The adoption of the Western Gregorian calendar is the latest in a series of moves by religious and secular authorities in Ukraine to align themselves more with the West following the February 2022 Russian invasion.
Klein continues:
It’s not the first time an Orthodox church has shifted calendars; in fact, it’s almost exactly a century after a synod in Istanbul, known as the Council of Constantinople, voted for a similar change, which was adopted in 1924 by churches across Turkey, Greece, Cyprus, Romania and elsewhere in the Balkans.
This time, however, the shift has a distinctly political character.
In its statement, the church described its decision to shift to using “the living Ukrainian language in worship instead of the traditional Slavic one” as a desire for the newly independent church to replace “centuries-old subordination.”
The “centuries-old subordination” refers to the 16th-century move to put Orthodox faithful in what is modern Ukraine under the purview of the Patriarchate of Moscow.
The church officially split from the Russian patriarch’s jurisdiction in 2019, when Bartholomew I, the ecumenical patriarch of Constantinople — styled “the first amongst equals” among all Eastern church patriarchs and therefore the closest thing the Orthodox world has to a universally recognized authority — granted the church a “Tomos of Autocephaly,” or a decree of independence.

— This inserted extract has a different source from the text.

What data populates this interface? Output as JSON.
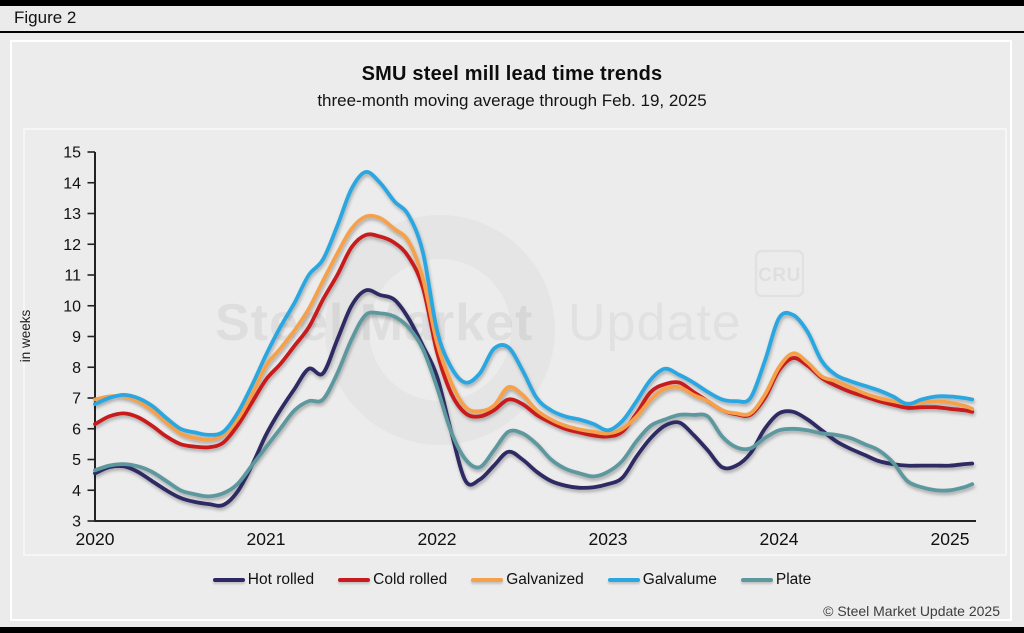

“In general Orthodoxy is divided in two big parts, represented by two leaders,” Metropolitan Yevstratiy, of the central Ukrainian city of Bila Tserkva, told Religion News Service in a recent interview. “One part, which is represented by Ecumenical Patriarch Bartholomew, is a contemporary type of Orthodoxy, which is open to the contemporary world and contemporary people, and has answers to real contemporary questions.”